Political pressure is mounting on Samsung to unwind a web of cross-shareholdings that allows the Lee family to maintain control of about 70 companies with less than a 2% total stake.
President Park Geun Hye’s government has banned the creation of new cross-shareholdings and offered tax breaks for restructuring as part of measures to improve corporate governance and make the family-run chaebol business groups more transparent.
In order to take control of Samsung Group, Lee’s three heirs face inheritance taxes that could exceed $5bn for their father’s $12.2bn fortune.
Lee Jae Yong owns more than 11% of Samsung SDS and is the largest shareholder of Cheil with a 25% stake.
Cheil, formerly known as Samsung Everland Inc., said in June it was seeking to go public to help overseas expansion and improve management transparency. The company sits atop the group via direct and indirect stakes in affiliates including Samsung Electronics and Samsung Life Insurance Co.
The theme park operator will sell shares in the range of 45,000 won to 53,000 won, according to a prospectus filed with South Korean regulators. SDS stock will be sold at 190,000 won apiece after being marketed in a range of 150,000 won to 190,000 won.

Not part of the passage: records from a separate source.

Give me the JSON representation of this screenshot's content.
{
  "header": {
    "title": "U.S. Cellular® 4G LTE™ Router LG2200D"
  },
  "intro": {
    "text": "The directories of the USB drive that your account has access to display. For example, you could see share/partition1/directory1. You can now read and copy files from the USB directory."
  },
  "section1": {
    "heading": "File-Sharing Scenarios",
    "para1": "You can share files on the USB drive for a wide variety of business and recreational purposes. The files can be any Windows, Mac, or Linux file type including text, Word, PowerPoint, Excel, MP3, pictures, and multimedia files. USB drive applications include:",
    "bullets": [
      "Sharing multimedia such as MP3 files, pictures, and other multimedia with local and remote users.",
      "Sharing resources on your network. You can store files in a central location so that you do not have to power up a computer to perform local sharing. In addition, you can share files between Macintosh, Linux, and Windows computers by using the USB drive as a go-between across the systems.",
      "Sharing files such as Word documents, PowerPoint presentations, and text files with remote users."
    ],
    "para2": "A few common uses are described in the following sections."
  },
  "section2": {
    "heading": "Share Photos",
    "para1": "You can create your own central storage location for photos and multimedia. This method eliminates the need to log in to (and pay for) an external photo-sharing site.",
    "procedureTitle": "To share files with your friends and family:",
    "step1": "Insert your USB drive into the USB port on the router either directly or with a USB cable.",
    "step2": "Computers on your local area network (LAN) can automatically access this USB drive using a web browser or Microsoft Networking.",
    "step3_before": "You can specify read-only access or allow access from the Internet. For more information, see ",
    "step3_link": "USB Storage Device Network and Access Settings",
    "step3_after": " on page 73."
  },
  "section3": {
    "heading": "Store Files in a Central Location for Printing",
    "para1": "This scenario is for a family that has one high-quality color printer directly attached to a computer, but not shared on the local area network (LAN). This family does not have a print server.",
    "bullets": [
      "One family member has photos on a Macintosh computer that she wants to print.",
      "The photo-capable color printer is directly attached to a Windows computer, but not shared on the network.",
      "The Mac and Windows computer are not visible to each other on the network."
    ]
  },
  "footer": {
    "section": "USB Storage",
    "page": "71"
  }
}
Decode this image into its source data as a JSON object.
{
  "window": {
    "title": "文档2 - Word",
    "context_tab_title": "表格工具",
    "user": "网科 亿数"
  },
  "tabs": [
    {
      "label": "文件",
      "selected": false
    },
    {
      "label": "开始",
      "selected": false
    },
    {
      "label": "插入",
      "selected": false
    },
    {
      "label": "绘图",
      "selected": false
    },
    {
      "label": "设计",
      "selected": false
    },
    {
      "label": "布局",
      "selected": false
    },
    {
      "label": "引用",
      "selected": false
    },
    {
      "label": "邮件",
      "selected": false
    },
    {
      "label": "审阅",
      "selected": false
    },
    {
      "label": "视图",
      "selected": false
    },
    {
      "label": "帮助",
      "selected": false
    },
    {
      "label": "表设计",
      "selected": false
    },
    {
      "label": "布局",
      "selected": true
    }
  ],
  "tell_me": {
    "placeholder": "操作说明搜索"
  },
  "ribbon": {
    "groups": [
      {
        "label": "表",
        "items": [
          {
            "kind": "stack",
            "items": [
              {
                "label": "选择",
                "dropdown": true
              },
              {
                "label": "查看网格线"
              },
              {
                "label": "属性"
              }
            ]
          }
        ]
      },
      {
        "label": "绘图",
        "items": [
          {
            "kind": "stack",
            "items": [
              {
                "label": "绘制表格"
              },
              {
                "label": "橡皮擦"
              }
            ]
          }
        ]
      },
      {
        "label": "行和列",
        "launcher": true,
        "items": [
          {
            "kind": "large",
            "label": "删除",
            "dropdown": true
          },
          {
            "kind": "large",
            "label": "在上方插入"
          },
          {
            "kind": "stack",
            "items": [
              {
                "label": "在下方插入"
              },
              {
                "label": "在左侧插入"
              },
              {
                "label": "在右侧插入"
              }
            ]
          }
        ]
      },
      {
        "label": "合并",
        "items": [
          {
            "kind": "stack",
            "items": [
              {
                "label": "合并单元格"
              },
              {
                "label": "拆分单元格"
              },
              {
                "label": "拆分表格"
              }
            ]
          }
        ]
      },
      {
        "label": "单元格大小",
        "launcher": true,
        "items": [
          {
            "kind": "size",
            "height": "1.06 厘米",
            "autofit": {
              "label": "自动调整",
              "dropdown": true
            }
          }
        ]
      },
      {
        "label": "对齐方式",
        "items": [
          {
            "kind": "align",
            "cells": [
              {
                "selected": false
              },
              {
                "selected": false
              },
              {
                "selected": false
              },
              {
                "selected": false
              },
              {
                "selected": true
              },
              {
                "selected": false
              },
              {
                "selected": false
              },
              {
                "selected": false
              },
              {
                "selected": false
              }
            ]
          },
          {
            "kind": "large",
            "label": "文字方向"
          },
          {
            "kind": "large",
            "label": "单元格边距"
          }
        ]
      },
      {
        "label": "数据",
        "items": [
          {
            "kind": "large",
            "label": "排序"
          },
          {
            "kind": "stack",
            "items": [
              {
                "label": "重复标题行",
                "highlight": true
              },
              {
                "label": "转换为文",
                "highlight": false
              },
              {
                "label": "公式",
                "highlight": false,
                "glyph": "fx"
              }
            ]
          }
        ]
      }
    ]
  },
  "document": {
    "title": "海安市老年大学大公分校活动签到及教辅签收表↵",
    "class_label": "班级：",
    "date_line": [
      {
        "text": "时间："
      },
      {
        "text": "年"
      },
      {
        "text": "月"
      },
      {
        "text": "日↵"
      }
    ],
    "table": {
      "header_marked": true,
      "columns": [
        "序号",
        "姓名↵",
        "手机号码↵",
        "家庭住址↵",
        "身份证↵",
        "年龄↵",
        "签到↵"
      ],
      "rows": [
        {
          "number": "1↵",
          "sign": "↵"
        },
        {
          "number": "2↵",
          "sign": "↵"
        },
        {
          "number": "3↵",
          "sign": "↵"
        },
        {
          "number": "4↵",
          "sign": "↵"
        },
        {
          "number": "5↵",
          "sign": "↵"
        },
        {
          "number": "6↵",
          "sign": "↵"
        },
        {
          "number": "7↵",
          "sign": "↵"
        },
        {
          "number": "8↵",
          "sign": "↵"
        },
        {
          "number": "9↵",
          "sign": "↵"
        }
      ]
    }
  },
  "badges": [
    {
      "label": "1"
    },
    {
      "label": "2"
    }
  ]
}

Samsung Electronics may accelerate a push into wearable devices and home appliances that communicate wirelessly after its third-quarter operating profit plunged 60% because of stagnating smartphone sales. Samsung will spend 15.6tn won building a semiconductor plant in South Korea to meet demand for the brains that run smartwatches, fitness monitors, automobiles and refrigerators.